Hi Team,
i have configured shared VPC in projectA and created subnet and serverless VPC connector and attached to CloudRun service in projectB, if make this CloudRun service ingress to All, everything works fine, but when i set ingress to Allow internal traffic only, my other CloudRun service gives 403.
I am trying to access the cloudrun from another cloudrun from the same project. it is giving 403.
Hello,
As per the description, you would like to communicate between two Cloud Runs with the Ingress set to “Allow internal traffic only” running in two different projects (Host and Service). I would like to recommend the suggestions below.

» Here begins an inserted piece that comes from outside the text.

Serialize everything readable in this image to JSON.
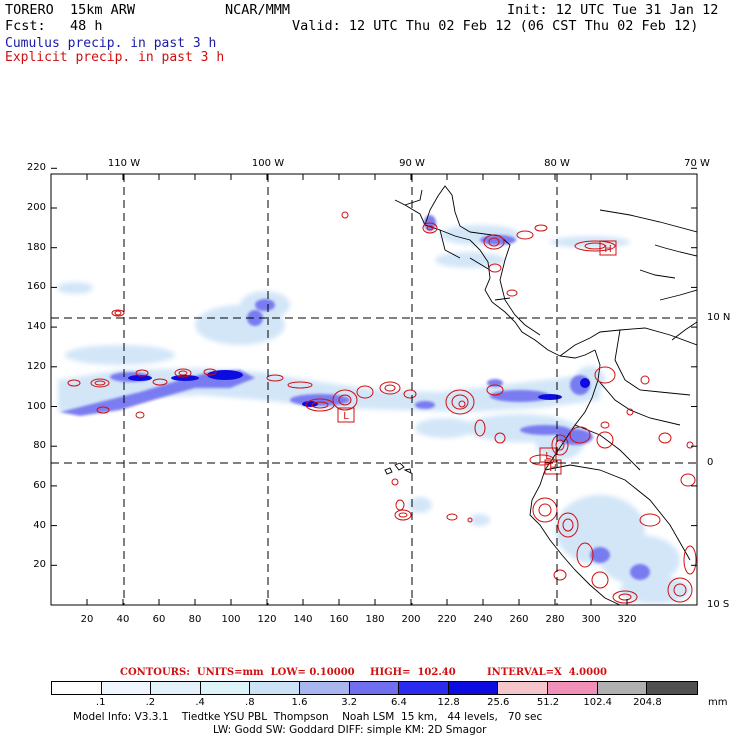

Your configuration environment will only work when both Cloud Runs are within the same project or the same VPC Service Controls perimeter[1].

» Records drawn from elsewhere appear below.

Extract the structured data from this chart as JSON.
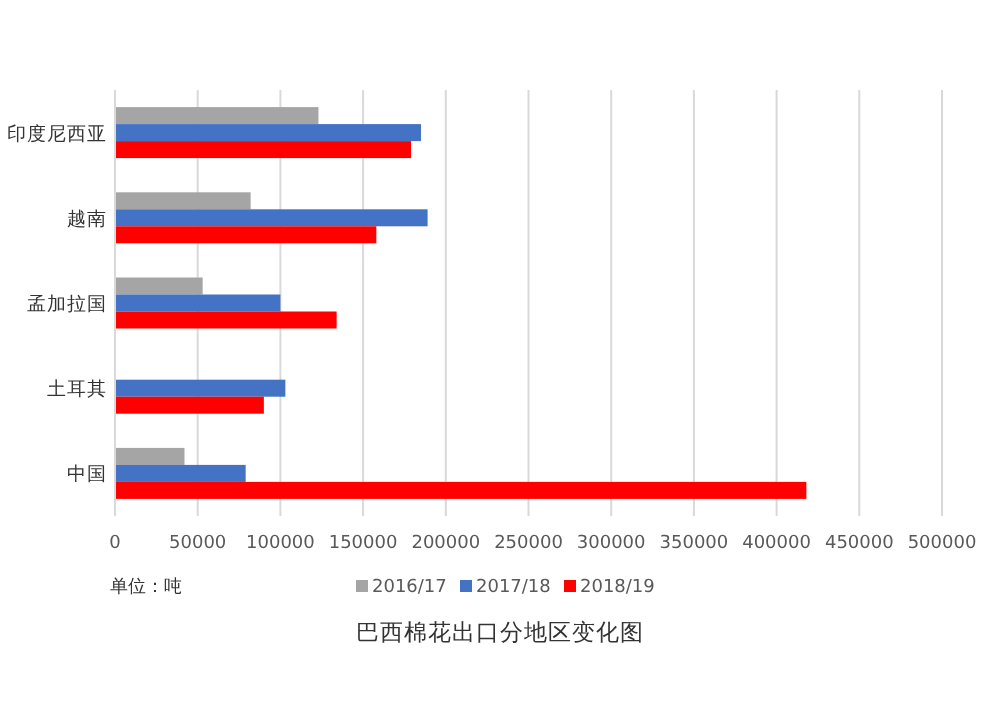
{
  "chart_data": {
    "type": "bar",
    "orientation": "horizontal",
    "title": "巴西棉花出口分地区变化图",
    "categories": [
      "印度尼西亚",
      "越南",
      "孟加拉国",
      "土耳其",
      "中国"
    ],
    "series": [
      {
        "name": "2016/17",
        "color": "#a5a5a5",
        "values": [
          123000,
          82000,
          53000,
          null,
          42000
        ]
      },
      {
        "name": "2017/18",
        "color": "#4472c4",
        "values": [
          185000,
          189000,
          100000,
          103000,
          79000
        ]
      },
      {
        "name": "2018/19",
        "color": "#ff0000",
        "values": [
          179000,
          158000,
          134000,
          90000,
          418000
        ]
      }
    ],
    "xlim": [
      0,
      500000
    ],
    "xticks": [
      0,
      50000,
      100000,
      150000,
      200000,
      250000,
      300000,
      350000,
      400000,
      450000,
      500000
    ],
    "grid": "x",
    "legend": "bottom",
    "annotations": [
      "单位：吨"
    ]
  }
}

I would suggest you implement VPC Service Controls and look into the different service perimeters options. You could further control the flow of traffic using Ingress and egress rules.
[2] https://cloud.google.com/vpc-service-controls/docs/overview
Hi @Simrandeep
Thanks for the reply,
Both services are in the same project and connected to the same VPC and VPC connector.
When i keep ingress ALL, everything works fine, but when i change “Auth service” to “Allow internal traffic only” , my gateway cloudrun service is showing 403 while connecting to auth service. I am keeping Gateway ingress “ALL” .
Do you think VPC Service Controls will resolve the issue.